Monitoring Matters More Than Processing

Most teams:

  • Spend weeks building queues.

  • Spend zero time monitoring them.

That’s a mistake.

Track at least:

  • Queue length — are workers keeping up?

  • Processing latency — are jobs waiting too long?

  • Job duration — any unexpected spikes?

  • Failure rate — early signal of issues.

  • Retry volume — warning before incidents.

Without visibility, you’re debugging blind.


Backpressure Is the Silent Killer

If your system receives:

  • 100 jobs/sec

But can process:

  • 50 jobs/sec

You’re in trouble.

The backlog will grow forever.

Eventually:

  • Memory explodes.

  • Latency becomes unacceptable.

  • The system degrades.

This is backpressure.

Handle it with:

  • Rate limiting

  • Worker scaling

  • Priority queues

  • Load shedding

Every system has limits. Ignoring them is not a strategy.
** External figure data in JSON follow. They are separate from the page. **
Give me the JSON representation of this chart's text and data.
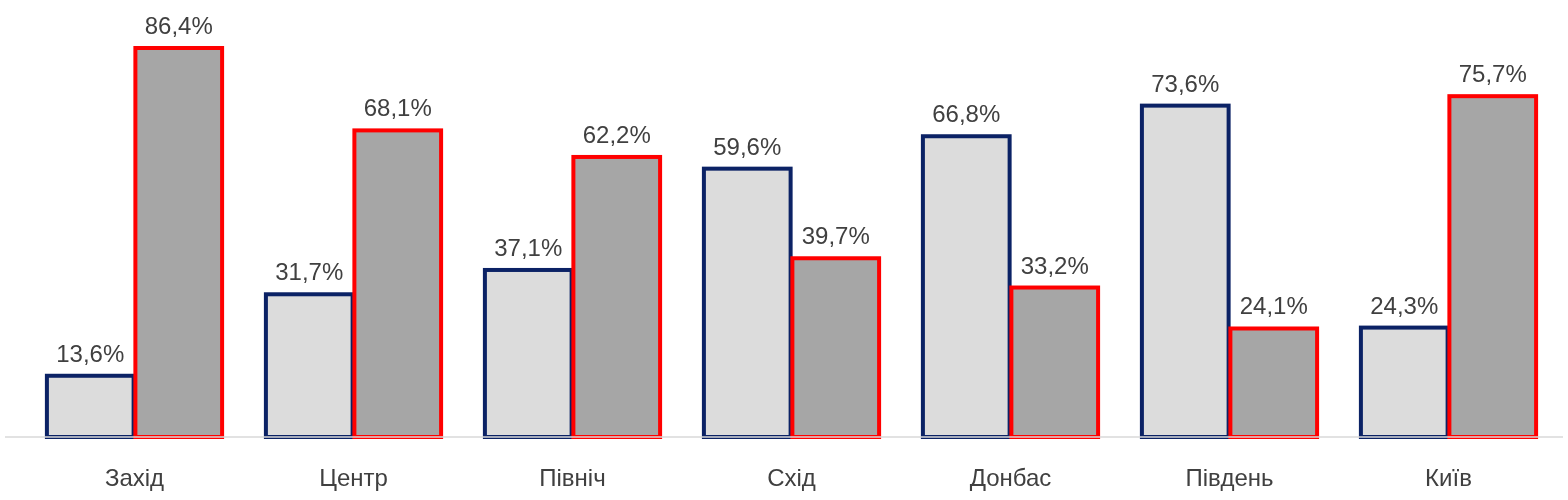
{
  "chart_data": {
    "type": "bar",
    "categories": [
      "Захід",
      "Центр",
      "Північ",
      "Схід",
      "Донбас",
      "Південь",
      "Київ"
    ],
    "series": [
      {
        "color": "#dcdcdc",
        "values": [
          13.6,
          31.7,
          37.1,
          59.6,
          66.8,
          73.6,
          24.3
        ],
        "value_labels": [
          "13,6%",
          "31,7%",
          "37,1%",
          "59,6%",
          "66,8%",
          "73,6%",
          "24,3%"
        ]
      },
      {
        "color": "#a6a6a6",
        "values": [
          86.4,
          68.1,
          62.2,
          39.7,
          33.2,
          24.1,
          75.7
        ],
        "value_labels": [
          "86,4%",
          "68,1%",
          "62,2%",
          "39,7%",
          "33,2%",
          "24,1%",
          "75,7%"
        ]
      }
    ],
    "orientation": "vertical"
  }
}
What Production Systems Actually Look Like

What we imagine:

Queue → Worker → Done

Reality:

App
 ↓
Queue
 ↓
Workers
 ↓
Retry logic
 ↓
Dead Letter Queue
 ↓
Monitoring
 ↓
Alerting

Notice something?

Actual processing is the simplest part.

Most complexity is in handling failure.


A Quick Production Checklist

Before shipping any queue system:

  • Is the job idempotent?

  • Can it safely run multiple times?

  • Are retries using exponential backoff?

  • Is jitter enabled?

  • Is DLQ configured?

  • Are metrics in place?

  • Have failure scenarios been tested?

  • Can workers scale horizontally?

  • Is backpressure handled?

  • Are jobs small and composable?

If not, you're not production-ready yet.


Final Thought

Queues look simple because tutorials only show success paths.

Real systems deal with:

  • Crashes

  • Network failures

  • Duplicate messages

  • Out-of-order execution

  • Retry storms

And still need to work.

The key shift:

Background jobs aren’t about executing work. They’re about executing work reliably under constant failure.

Once you start thinking this way, your architecture changes.

And that’s when your queue system becomes something you can actually trust.